Use of DictField is discouraged, because this way flask-mongoengine doesn't know what type to coerce the request param into and treats 0 as '0' (a string), because without any type hints, that's essentially what it is. Try to turn adduct_weights into an embedded document and then negative and positive into embedded documents of that embedded document with count being an IntField.

See https://mongoengine-odm.readthedocs.io/guide/defining-documents.html#embedded-documents for more info about embedded docs.

KeironO commented 7 years ago

@wojcikstefan

Following that documentation, I've written the following.

class NegativeAdduct(db.EmbeddedDocument):
    count = db.IntField()
    peaks = db.ListField(db.ListField(db.DynamicField()))

class PositiveAdduct(db.EmbeddedDocument):
    count = db.IntField()
    peaks = db.ListField(db.ListField(db.DynamicField()))

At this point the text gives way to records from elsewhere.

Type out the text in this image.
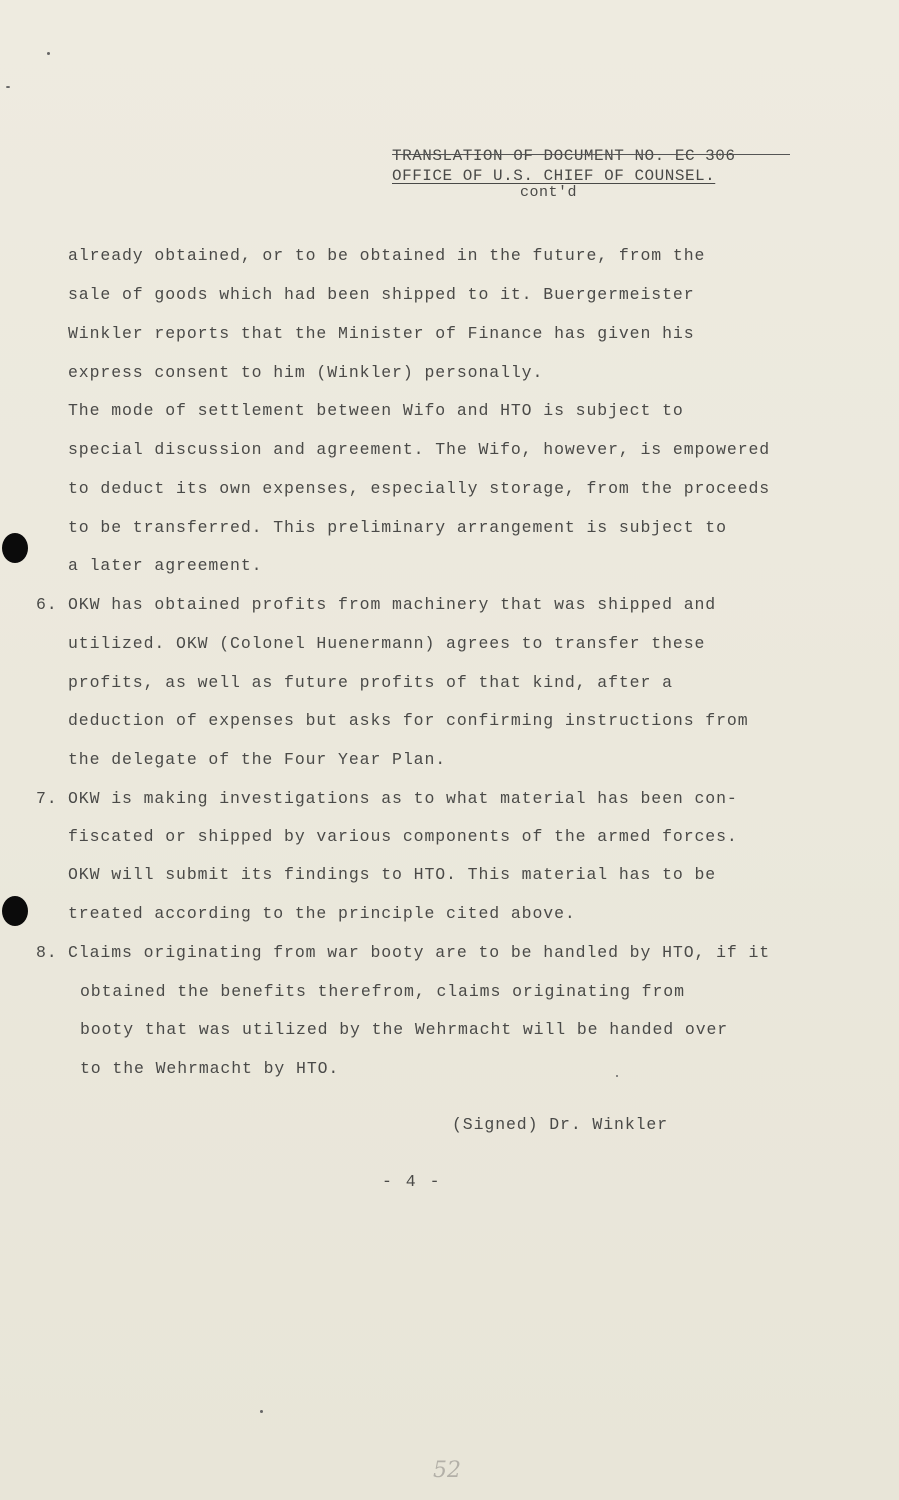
TRANSLATION OF DOCUMENT NO. EC 306
OFFICE OF U.S. CHIEF OF COUNSEL.
cont'd
already obtained, or to be obtained in the future, from the
sale of goods which had been shipped to it. Buergermeister
Winkler reports that the Minister of Finance has given his
express consent to him (Winkler) personally.
The mode of settlement between Wifo and HTO is subject to
special discussion and agreement. The Wifo, however, is empowered
to deduct its own expenses, especially storage, from the proceeds
to be transferred. This preliminary arrangement is subject to
a later agreement.
6. OKW has obtained profits from machinery that was shipped and
utilized. OKW (Colonel Huenermann) agrees to transfer these
profits, as well as future profits of that kind, after a
deduction of expenses but asks for confirming instructions from
the delegate of the Four Year Plan.
7. OKW is making investigations as to what material has been con-
fiscated or shipped by various components of the armed forces.
OKW will submit its findings to HTO. This material has to be
treated according to the principle cited above.
8. Claims originating from war booty are to be handled by HTO, if it
obtained the benefits therefrom, claims originating from
booty that was utilized by the Wehrmacht will be handed over
to the Wehrmacht by HTO.
(Signed) Dr. Winkler
- 4 -
52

class AdductWeights(db.EmbeddedDocument):
    neutral = db.FloatField()
    negative = db.EmbeddedDocumentField(NegativeAdduct)
    positive = db.EmbeddedDocumentField(PositiveAdduct)

class MetaboliteAdduct(db.DynamicDocument):
    meta = {"collection": "metabolites"}
    name = db.StringField()
    origins = db.ListField(db.StringField())
    adduct_weights = db.EmbeddedDocumentField(AdductWeights)

class MetaboliteAdductResource(Resource):
    document = MetaboliteAdduct
    filters = {
        "name" : [ops.Contains, ops.Startswith, ops.Exact],
        "adduct_weights" : [ops.Contains]
    }

@api.register(name="adductsapi", url="/adducts/")
class MetaboliteAdductView(ResourceView):
    resource =  MetaboliteAdductResource
    methods = [methods.List, methods.Fetch]

However, this returns a blank data array when called (/adducts/).

wojcikstefan commented 7 years ago

Change db.DynamicDocument to db.Document. Does the problem persist? Do you have data in that collection?

KeironO commented 7 years ago

Thank you @wojcikstefan for your assistance, but I'm still having an issue.

Now it's throwing up an error.

mongoengine.errors.FieldDoesNotExist
FieldDoesNotExist: The fields "set(['accurate_mass', 'smiles', 'isotopic_distributions', 'molecular_formula'])" do not exist on the document "MetaboliteAdduct"

Adding the field(s) stops the error occurring, but the original issue still persists - of nothing being returned in the data array.

class MetaboliteAdduct(db.Document):
    meta = {"collection": "metabolites"}
    name = db.StringField()
    accurate_mass = db.FloatField()
    smiles = db.StringField()
    isotopic_distributions = db.StringField()
    molecular_formula = db.StringField()
    origins = db.ListField(db.StringField())
    adduct_weights = db.EmbeddedDocumentField(AdductWeights)

To answer your question, data is present in the collection.

KeironO commented 7 years ago

Closing issue, too long and I feel its gotten past the original question.